[Sidenote: II. 2. State of Literature during the Saxon Dynasty.]
A curious altercation between Nicephorus Phocas, the Greek emperor, and Luitprand bishop of Cremona, ambassador from Otho I. to the Greek sovereign, shews the state of Germany during this period. “Your nation,” said the empire to the ambassador, “does not know how to sit on horseback; or how to fight on foot: your large shields, massive armour, long swords, and heavy helmets, disable you for battle.”—Luitprand told the emperor that “he would, the first time they should meet in the field, feel the contrary.” Luitprand observed, that “Germany was so little advanced in ecclesiastical worth; that no council had been held within its precincts:” the ambassador remarked, that “all heresies had originated in Greece.” The emperor asserted, that “the Germans were gluttons and drunkards:” Luitprand replied, that “the Greeks were effeminate.” All writers agree, that, in what each party to this conversation asserted, there was too much truth.

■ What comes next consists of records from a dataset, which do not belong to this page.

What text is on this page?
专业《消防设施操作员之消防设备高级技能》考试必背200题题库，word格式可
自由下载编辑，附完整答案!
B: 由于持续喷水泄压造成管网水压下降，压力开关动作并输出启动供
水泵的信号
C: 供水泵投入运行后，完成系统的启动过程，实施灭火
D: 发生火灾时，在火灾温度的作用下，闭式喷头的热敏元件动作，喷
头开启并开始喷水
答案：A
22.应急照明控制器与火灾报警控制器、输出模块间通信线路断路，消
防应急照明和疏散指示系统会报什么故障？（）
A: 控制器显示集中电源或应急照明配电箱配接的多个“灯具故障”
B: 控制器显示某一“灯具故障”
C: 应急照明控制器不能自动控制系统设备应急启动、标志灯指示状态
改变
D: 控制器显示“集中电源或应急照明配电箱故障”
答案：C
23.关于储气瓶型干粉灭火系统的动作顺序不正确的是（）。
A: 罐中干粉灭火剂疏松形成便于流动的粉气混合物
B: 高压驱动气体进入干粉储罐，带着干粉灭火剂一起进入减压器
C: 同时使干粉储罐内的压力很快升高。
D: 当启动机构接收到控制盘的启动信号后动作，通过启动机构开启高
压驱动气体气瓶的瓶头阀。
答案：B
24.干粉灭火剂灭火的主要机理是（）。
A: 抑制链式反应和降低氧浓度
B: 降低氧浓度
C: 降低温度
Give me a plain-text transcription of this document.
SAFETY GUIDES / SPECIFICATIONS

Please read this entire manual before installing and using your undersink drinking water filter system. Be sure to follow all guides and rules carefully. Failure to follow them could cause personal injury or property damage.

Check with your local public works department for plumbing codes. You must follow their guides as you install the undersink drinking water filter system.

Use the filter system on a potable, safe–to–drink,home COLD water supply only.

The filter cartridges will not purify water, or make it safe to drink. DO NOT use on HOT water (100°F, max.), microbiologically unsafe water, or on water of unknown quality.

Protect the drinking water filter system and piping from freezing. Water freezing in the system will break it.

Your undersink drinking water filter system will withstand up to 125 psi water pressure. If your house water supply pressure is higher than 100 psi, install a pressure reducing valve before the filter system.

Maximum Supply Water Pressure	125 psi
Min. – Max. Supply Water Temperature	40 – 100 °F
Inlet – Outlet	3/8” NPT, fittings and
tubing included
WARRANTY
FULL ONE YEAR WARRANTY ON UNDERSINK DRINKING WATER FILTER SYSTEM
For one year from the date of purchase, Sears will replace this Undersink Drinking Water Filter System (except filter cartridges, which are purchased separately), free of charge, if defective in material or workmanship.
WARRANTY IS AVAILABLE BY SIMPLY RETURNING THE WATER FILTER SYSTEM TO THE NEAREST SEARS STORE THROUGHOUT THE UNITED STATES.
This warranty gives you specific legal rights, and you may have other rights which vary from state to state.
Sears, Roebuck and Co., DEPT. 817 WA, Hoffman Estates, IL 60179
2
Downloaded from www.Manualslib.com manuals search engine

We have noticed the advance towards civilization which Henry I, made by the construction of towns; he effected another, by the introduction of tournaments and field sports, on a large, orderly and showy plan. Speaking generally, society in Germany during the Saxon line of its princes, was always improving.
II. 2.
State of Literature during the Saxon Dynasty.
[Sidenote: 911-1024.]
“In the school of Paderborn,” says the biographer of Meinwert, as he is cited by Schmidt, “there are famous musicians, dialecticians, orators, grammarians, mathematicians, astronomers and geometricians. Horace, the great Virgil, Sallust, and Statius, are highly esteemed. The monks amuse themselves with poetry, books and music. Several are incessantly employed in transcribing and painting.”
A German translation of the Psalms, by Notker, a monk of the abbey of St. Gall, shews that some attention was paid to the language of the country. The Greek was cultivated; the writers of the times mention several persons skilled in it. Notker, in a letter to one of his correspondents, informs him, that “his Greek brothers salute him.”
[Sidenote: II. 2. State of Literature during the Saxon Dynasty.]
Poetry was a favourite study: the celebrated Gerbert, afterwards Pope Silvester II, and Waldram, bishop of Strasburgh, were the best poets of their times. Hroswith,[004] a nun in the monastery of Gardersheim, published comedies: “Many Catholics,” she says, in her preface to them, “are guilty of a fault, from which I myself am not altogether free; they prefer profane works, on account of their style, to the holy Scriptures. Others have the Scriptures always in their hands, and despise profane authors; yet they often read Terence, and their attention to the beauties of his style does not prevent the objectionable passages in his writings from making an impression on them.”